HERE’S a question for you: Is the future of transport self-driving cars? When it comes to self-driving cars, public relations is a bigger hurdle than technology.
Cars that can drive themselves, a staple of science-fiction, have started to appear on roads in real life. Google’s self-driving vehicles are the best-known, but most carmakers are also developing them. Each car hoovers up — and processes — nearly 1 gigabyte of data every second. In 2011, BMW sent a robotic car, at motorway speed, from Munich, the German carmaker’s hometown, to Nuremberg, about 170km away (with a driver on board… Just in case). Audi got a self-driving, with nobody behind the wheel, on paved road a few months ago. Some say these cars would reduce road deaths, ease congestion, reduce fuel consumption, improve the mobility of old and disabled people, and free-up time spent commuting. So, how do they work?
In many ways, self-driving cars are a logical extension of existing driver aids, such as lane-keeping systems, which follow road markings and sound a warning and correct the steering if a vehicle starts to drift out of its lane; adaptive cruise control, which maintains a constant distance from the vehicle in front, rather than a constant speed; auto-parking systems, which can reverse a car into a parking space; emergency braking, which slams on the brakes if an obstacle, another vehicle or a pedestrian is detected in front of the car; and satellite-navigation systems. Computerized control of a car’s steering, acceleration, and braking is already possible under some circumstances, in other words. For a car to drive itself, these systems must all be tied together, using software, and supplemented with a set of sensors, so that the software can tell what is going on around the vehicle.
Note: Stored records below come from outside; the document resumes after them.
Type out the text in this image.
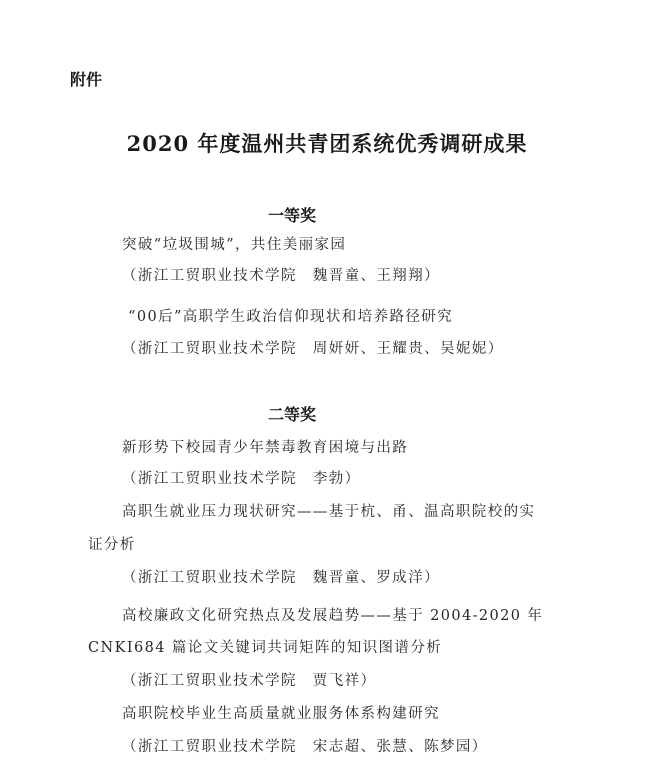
附件
2020 年度温州共青团系统优秀调研成果
一等奖
突破“垃圾围城”，共住美丽家园
（浙江工贸职业技术学院　魏晋童、王翔翔）
“00后”高职学生政治信仰现状和培养路径研究
（浙江工贸职业技术学院　周妍妍、王耀贵、吴妮妮）
二等奖
新形势下校园青少年禁毒教育困境与出路
（浙江工贸职业技术学院　李勃）
高职生就业压力现状研究——基于杭、甬、温高职院校的实
证分析
（浙江工贸职业技术学院　魏晋童、罗成洋）
高校廉政文化研究热点及发展趋势——基于 2004-2020 年
CNKI684 篇论文关键词共词矩阵的知识图谱分析
（浙江工贸职业技术学院　贾飞祥）
高职院校毕业生高质量就业服务体系构建研究
（浙江工贸职业技术学院　宋志超、张慧、陈梦园）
Accordingly, today’s self-driving cars are covered with sensors. Mapping nearby features, spotting road edges and lane markings, reading signs and traffic lights and identifying pedestrians are done, using a combination of cameras, radar and lidar (which works like radar, but with pulses of light rather than radio waves). Ultrasonic detectors provide more accurate mapping of the surroundings at short-range, for example when parking. Gyroscopes, accelerometers and altimeters provide more accurate positioning than is possible, using global-positioning system (GPS) satellites alone. Google’s cars scan their surroundings to build a detailed 3D map of features such as road edges, signs, guard-rails and overpasses. Each time a car follows a particular route, it collects more data to update the 3D map. Google’s software also ingests data on speed limits and recorded accidents. Because the car’s roof-mounted sensors can see in all directions, it arguably has greater situational awareness than a human driver. Google’s self-driving cars have clocked up 700,000km (435,000 miles) under autonomous control, without incident.
The BMW i3, an electric car capable of driving itself in stop-go traffic by linking adaptive cruise control with lane-keeping, is due to go on sale later this year; but most observers expect it to be a few years before entirely autonomous vehicles are available. The transition is likely to be gradual.
In Israel, a technology company is combining video cameras with computer-vision algorithms to enable cars to become driverless in certain conditions, for example, on motorways.
There are lots more where that came from. For example, Volvo, Mercedes and Lexus have “driver-alert” systems that can detect when a driver is getting sleepy. And you can have automatic parking systems fitted as optional extras to even humdrum cars.
If fully autonomous vehicles do eventually become widespread, there could be dramatic consequences for car design, car ownership, and urban planning. Some places might even ban manual driving, to save lives and ease congestion. Self-driving cars will not arrive overnight, but they are on their way.
It seems like there is going to be three interesting stages in the deployment of self-driving cars:
Stage #: 1 Where cars are self-driving but require a legally responsible licensed driver. You aren’t going to be able to multi-task in your car anymore than you can today, largely because there is going to need to be legal liability setup when cars crash or injure someone; almost certainly, that will put the burden on the operator for the sake of equivalence to non-self-driving cars.
Stage #2: In some countries, the airline industry will suffer, and the value of city real-estate will decline. The value of real estate outside of cities will increase as the ‘burbs’ get more accessible (and more fun to live in). Cities are going to suffer because commuting for work and fun will become faster and easier to manage.
Stage #3: This is where all the real fun occurs. The real implication of truly driverless vehicles is NOT hanging out in the back seat … The real impact is going to be that you don’t really have to own cars anymore at all; you just have to access them.
So, what else might change? Fully automating highways may make traffic move more quickly and safely (If everything works as planned, right?) for a while. But what will they mean over time for the human and natural environment? Won’t the new types of roads eventually fill up, just as the old ones have? Would such beautifully flowing, electronically choreographed, completely automated cars and intersections be compatible with fully and adequately accommodating pedestrians and bicyclists in a well-designed, walk able urban environment? If so, how exactly?
Could this be a step, not forward but back to an era when the emphasis was all about moving as many cars as possible as quickly as possible, rather than on creating better environments for humans that don’t rely so much on cars? What set of ethics should accompany this bold new technology?